Promozione di sistemi integrati

Per il conseguimento del proprio obiettivo, il progetto privilegia un approccio integrato verso l’efficienza energetica rispetto alla semplice promozione dell’uso di un’unica tecnologia. Tale approccio, inoltre, scoraggia l’adozione di tecnologie costose e complesse nelle piccole comunità. L’idea, per converso, consiste nell’utilizzare le risorse già disponibili in ciascuna comunità, creando un ambiente collaborativo e costituendo partenariati. L’obiettivo di lungo termine è quello di sviluppare modelli sostenibili per il risparmio e lo sviluppo energetico che possano essere replicati. 

Implementazione di progetti pilota

Il progetto realizza progetti pilota nelle comunità con meno di 10 000 abitanti. Conforme all’approccio collaborativo, il programma crea collegamenti tra gli imprenditori locali titolari di piccole e medie imprese per implementare i progetti pilota, sviluppando, in tal modo, «micro soluzioni» all’interno della comunità. Tali progetti comprendono innovazioni tecnologiche, quali riscaldamento efficiente e opere infrastrutturali. Combinano, inoltre, aspetti sociali, culturali, turistici, formativi e commerciali per accrescere la consapevolezza verso l’energia rinnovabile. Rassegne teatrali e workshop per bambini o un gioco a quiz interattivo, ad esempio, sono solo alcune delle buone pratiche che contribuiscono a informare i residenti locali sulle politiche e gli interventi energetici. 

Attraverso questo ventaglio di attività, il progetto sviluppa modelli replicabili di gestione sostenibile delle risorse energetiche. Gli strumenti di programmazione per progetti energetici futuri, la sottoscrizione di accordi su piani d’azione in materia di energia sostenibile e gli studi di fattibilità per l’attuazione di specifiche iniziative sull’efficienza energetica sono solo alcuni esempi concreti offerti dal progetto. 
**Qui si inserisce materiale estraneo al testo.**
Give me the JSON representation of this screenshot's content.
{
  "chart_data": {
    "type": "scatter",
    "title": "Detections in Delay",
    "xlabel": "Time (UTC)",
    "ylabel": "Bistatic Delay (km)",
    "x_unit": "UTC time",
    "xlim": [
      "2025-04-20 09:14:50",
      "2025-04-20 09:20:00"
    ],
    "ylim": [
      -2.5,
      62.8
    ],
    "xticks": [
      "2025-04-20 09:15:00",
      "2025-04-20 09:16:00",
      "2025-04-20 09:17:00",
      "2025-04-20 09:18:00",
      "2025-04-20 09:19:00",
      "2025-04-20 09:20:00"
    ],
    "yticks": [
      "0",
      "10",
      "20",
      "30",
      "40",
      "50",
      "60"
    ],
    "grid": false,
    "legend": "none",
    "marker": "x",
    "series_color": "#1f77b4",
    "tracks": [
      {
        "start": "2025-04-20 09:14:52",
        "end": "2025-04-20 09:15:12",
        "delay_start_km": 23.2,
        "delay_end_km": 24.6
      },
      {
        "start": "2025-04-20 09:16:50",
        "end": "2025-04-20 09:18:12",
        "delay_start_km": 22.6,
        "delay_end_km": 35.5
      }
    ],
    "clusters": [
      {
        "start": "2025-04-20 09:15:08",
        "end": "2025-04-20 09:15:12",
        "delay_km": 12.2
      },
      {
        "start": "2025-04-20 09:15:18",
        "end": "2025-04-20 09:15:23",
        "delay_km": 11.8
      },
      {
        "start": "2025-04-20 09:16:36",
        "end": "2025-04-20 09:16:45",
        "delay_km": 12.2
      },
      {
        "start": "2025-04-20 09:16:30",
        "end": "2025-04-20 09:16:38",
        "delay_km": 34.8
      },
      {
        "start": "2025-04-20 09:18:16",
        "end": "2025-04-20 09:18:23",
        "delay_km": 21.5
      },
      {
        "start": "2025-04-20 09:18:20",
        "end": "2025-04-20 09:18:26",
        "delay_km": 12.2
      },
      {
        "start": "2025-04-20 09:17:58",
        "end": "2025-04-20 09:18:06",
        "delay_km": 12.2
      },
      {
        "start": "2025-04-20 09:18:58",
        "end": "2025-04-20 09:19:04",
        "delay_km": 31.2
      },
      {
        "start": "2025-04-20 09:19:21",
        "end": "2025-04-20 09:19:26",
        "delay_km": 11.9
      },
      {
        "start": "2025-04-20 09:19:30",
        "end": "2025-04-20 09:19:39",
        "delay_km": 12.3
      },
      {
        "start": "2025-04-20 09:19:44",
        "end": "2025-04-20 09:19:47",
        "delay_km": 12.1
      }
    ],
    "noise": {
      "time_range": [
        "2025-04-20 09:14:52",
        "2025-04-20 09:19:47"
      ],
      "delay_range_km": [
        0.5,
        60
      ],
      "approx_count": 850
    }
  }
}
Attraverso la condivisione delle conoscenze, le tecnologie e gli strumenti finanziari, la comunità adriatica può creare una solida partnership per l’energia rinnovabile. Grazie a tale partnership e a una serie di attività specifiche a sostegno delle imprese sviluppate nell’ambito del progetto ALTERENERGY, nell’area cresceranno gli investimenti e l’innovazione. L’auspicio è che chi partecipa alla partnership del progetto continui a collaborare con altre organizzazioni pubbliche e private per promuovere la condivisione delle soluzioni replicabili.

Investimento complessivo e aiuti comunitari

L’investimento complessivo per il progetto «ALTERENERGY (Energy Sustainability for Adriatic Small Communities)» ammonta a 12 500 000 EUR, di cui 10 199 660 EUR sono contributi del fondo dello Strumento di assistenza preadesione dell’Unione europea erogati attraverso il programma operativo «Cooperazione transfrontaliera IPA Adriatico» per il periodo di programmazione 2007-2013.